The seat of arbitration can also crucially affect the outcome of the arbitration. The location of the seat normally determines the lex arbitri (or set of procedural rules) that forms a backdrop to the arbitration, as well as the courts that will have supervisory jurisdiction over the conduct of the arbitration and hear any challenges to decisions of the tribunal. The courts of different countries can have significantly different approaches to such issues. When choosing a seat, it is therefore important to evaluate the likelihood that the courts of that jurisdiction will intervene in the arbitration process. A company may wish to choose a “pro” arbitration seat in a neutral venue, and it can do so by reviewing any interventions made by local courts in past cases.
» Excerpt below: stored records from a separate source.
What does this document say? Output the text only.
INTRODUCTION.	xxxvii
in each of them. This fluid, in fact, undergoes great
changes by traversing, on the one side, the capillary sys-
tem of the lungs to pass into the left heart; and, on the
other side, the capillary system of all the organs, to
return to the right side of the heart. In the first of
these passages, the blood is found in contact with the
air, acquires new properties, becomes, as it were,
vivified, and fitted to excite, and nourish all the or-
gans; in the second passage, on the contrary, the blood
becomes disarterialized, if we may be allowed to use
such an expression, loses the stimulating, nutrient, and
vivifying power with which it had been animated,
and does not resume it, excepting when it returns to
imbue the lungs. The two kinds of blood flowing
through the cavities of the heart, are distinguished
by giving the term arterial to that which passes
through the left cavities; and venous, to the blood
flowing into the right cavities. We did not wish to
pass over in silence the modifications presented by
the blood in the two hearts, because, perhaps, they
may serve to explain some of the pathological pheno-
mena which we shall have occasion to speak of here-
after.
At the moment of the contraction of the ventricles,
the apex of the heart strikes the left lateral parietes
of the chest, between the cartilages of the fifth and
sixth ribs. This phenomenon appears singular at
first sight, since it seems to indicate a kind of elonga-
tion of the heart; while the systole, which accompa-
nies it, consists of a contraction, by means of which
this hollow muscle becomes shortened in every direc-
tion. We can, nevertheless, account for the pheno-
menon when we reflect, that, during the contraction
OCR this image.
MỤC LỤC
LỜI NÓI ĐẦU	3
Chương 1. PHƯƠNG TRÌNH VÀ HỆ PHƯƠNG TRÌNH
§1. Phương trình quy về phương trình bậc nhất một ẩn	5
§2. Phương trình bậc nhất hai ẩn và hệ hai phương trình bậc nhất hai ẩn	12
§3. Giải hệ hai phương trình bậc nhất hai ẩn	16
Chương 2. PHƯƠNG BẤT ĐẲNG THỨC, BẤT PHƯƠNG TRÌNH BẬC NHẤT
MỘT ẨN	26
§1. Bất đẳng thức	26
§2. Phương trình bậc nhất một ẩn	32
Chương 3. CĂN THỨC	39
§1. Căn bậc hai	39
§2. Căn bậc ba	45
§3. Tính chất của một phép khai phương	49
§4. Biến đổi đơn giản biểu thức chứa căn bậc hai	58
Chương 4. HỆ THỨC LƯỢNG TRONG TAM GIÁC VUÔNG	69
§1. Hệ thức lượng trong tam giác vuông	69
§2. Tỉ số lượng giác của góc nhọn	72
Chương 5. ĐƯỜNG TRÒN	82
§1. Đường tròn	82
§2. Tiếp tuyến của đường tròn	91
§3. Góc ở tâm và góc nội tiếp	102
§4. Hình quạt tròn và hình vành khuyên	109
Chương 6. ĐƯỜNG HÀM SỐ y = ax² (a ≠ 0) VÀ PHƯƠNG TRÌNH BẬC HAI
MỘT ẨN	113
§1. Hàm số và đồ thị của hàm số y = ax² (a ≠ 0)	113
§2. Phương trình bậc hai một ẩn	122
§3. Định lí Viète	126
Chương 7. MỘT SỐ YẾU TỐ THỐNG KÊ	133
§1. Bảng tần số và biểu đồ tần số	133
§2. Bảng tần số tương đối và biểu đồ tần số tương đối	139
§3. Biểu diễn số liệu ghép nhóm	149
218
In terms of potential damages, the contract may contain provisions on liquidated damages – for example, stipulating a formula for damages in the event of late completion of a project – or limiting damages to specific pre-agreed sums or categories of loss. Definition of terms can vary by jurisdiction, so it is best to define the compensation of an aggrieved party as precisely as possible in the contract.
If the arbitration proceeds to a hearing, this will typically have the same features as a court hearing: oral presentation of cases and cross-examination of witnesses of fact and expert witnesses. There are, however, important differences. Proceedings are generally less formal than court hearings, and tribunals can be more interventionist than judges, particularly as regards witnesses. Witnesses, including expert witnesses, may find themselves in extended dialogue directly with the tribunal. Another growing feature is expert conferencing, or “hot tubbing,” whereby expert witnesses engage in open debate over the issues, sometimes both responding to the same question from the tribunal. This unfettered approach can rapidly highlight the differences between the experts and assist the tribunal in judging which expert has the greater expertise or the more compelling viewpoint. This can be an unnerving process for clients, counsel, and experts who are used to the more structured cross-examination and re-examination processes followed in courts.
Planning for Disputes
It is important for businesses to consider international arbitration as a dispute resolution mechanism when planning and implementing their cross-border activities – either in crafting the dispute resolution clauses in their contracts with overseas partners, or in understanding the level of investment protection that will be afforded in the event of host government actions against investments made.
If companies do find themselves needing to engage in arbitration proceedings, it is important to obtain legal advice from experts in international arbitration, which operates in a different legal and procedural environment from court-based litigation.
Levels of cross-border trade and investment are on a rising trend across the global economy, particularly following the demise of the former Communist bloc and the rising levels of economic activity in parts of the developing world, including China and India. The evidence strongly suggests that, as a result, the resolution of disputes via the mechanisms of international arbitration will continue to grow in prevalence over the coming years. Partly as a result, leading businesses are thinking about ways of enhancing the existing mechanisms and practice of arbitration. This field of dispute resolution, practically unknown even 20 years ago, is set to form an ever-larger part of boardroom agendas in the coming years.